City Councilman Dan Garodnick began agitating for simpler signs in 2011 because his constituents (quite reasonably) had been grousing about them. We asked Garodnick if any of these angry drivers felt the city was intentionally trying to trick them, to which he replied: “Yes yes yes yes yes! That was part of the sadness of all of it – that people actually think that the city is deliberately trying to confuse them in order to give tickets. And that perception alone is a problem.”

Read more here.

“Jargon” is a word that defines 1. the language, especially the vocabulary, peculiar to a particular trade, profession, or group; 2. unintelligible or meaningless talk or writing; gibberish; 3. any talk or writing that one does not understand; 4. pidgin; or5. language that is characterized by uncommon or pretentious vocabulary and convoluted syntax and is often vague in meaning.

Except for “pidgin,” all of these definitions describe what people think of street signs. Of course, the signs make sense to parking professionals, but they can be gibberish to the rest of us.
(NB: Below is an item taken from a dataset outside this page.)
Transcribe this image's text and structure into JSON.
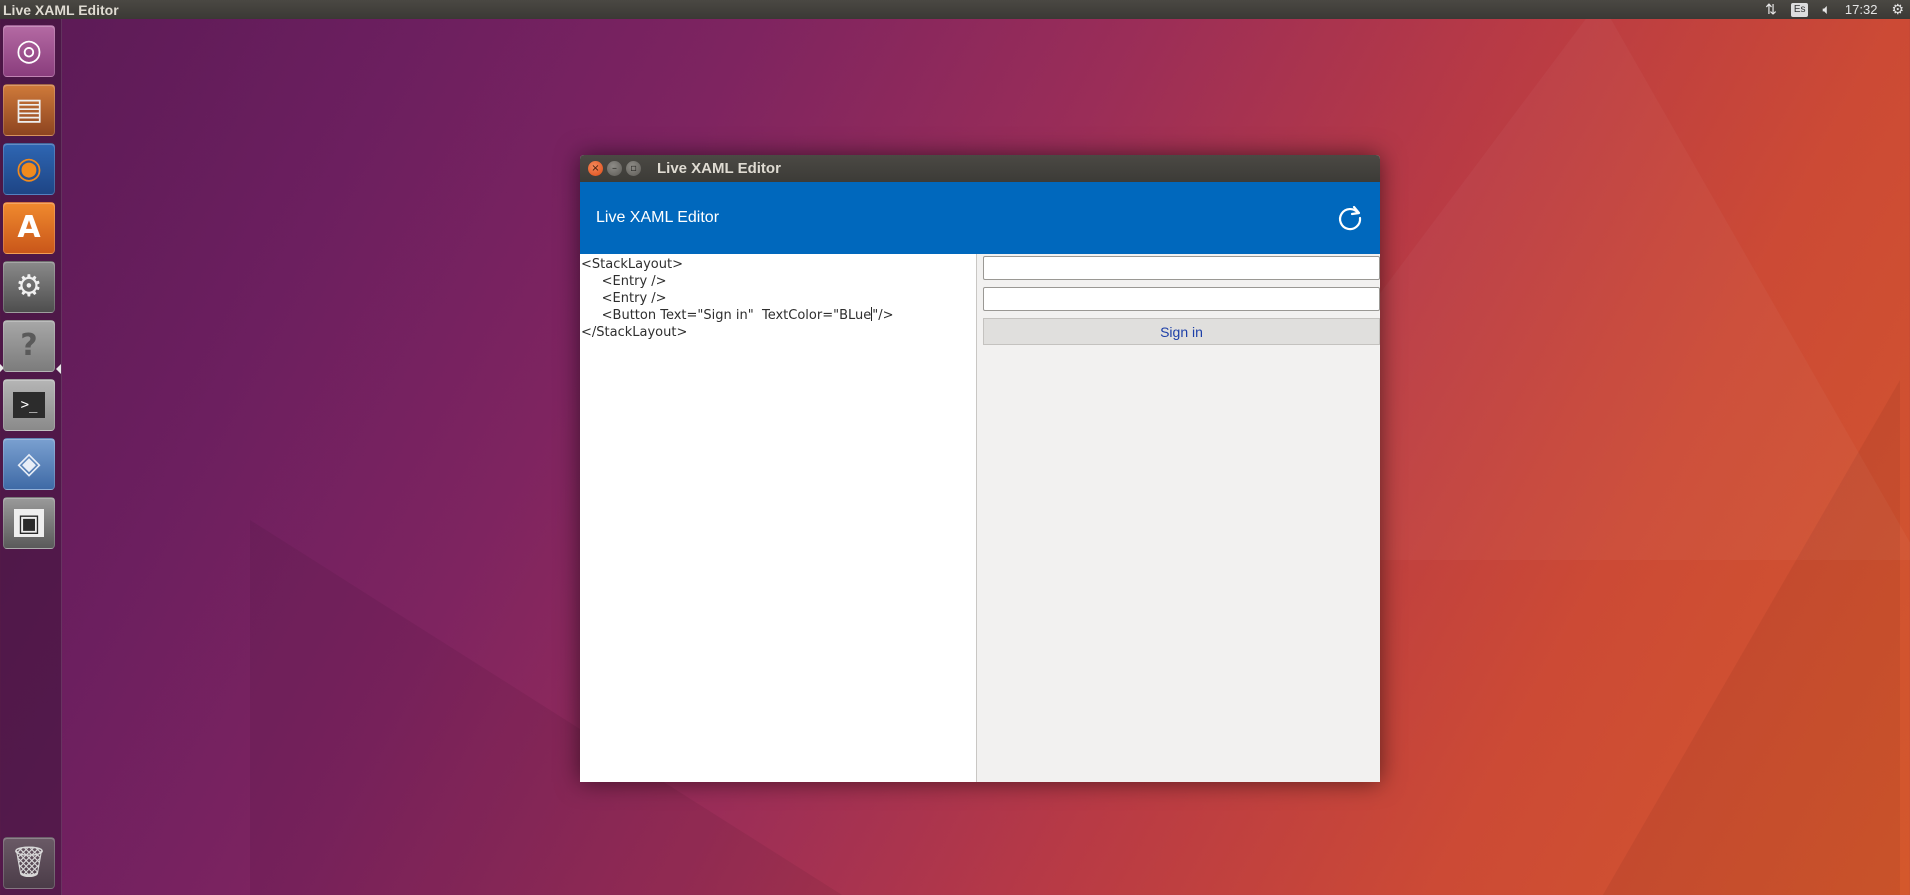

And because we are fined for not understanding this gibberish, we begin to think the situation is unfair, or even malicious.

Parking professional who create signage know exactly what they are saying, I’m sure, but don’t always convey what they mean. If they do convey what they mean, they sometimes do it in a way that confuses everyone else. The worst mistake you can make with regards to any communication, is to assume that it has occurred. And I’d like to say I made that up, but it was one of my college professors.

I once saw a sign outside an auto mechanic’s garage. It said:

“No parking, trespassers will be violated.”

Maybe they meant it, and maybe they didn’t, but I think the writer should stick to fixing cars. There may never be a perfect parking ordinance sign and there certainly will always be people too dumb to understand even the simplest directions, but there’s still room for improvement.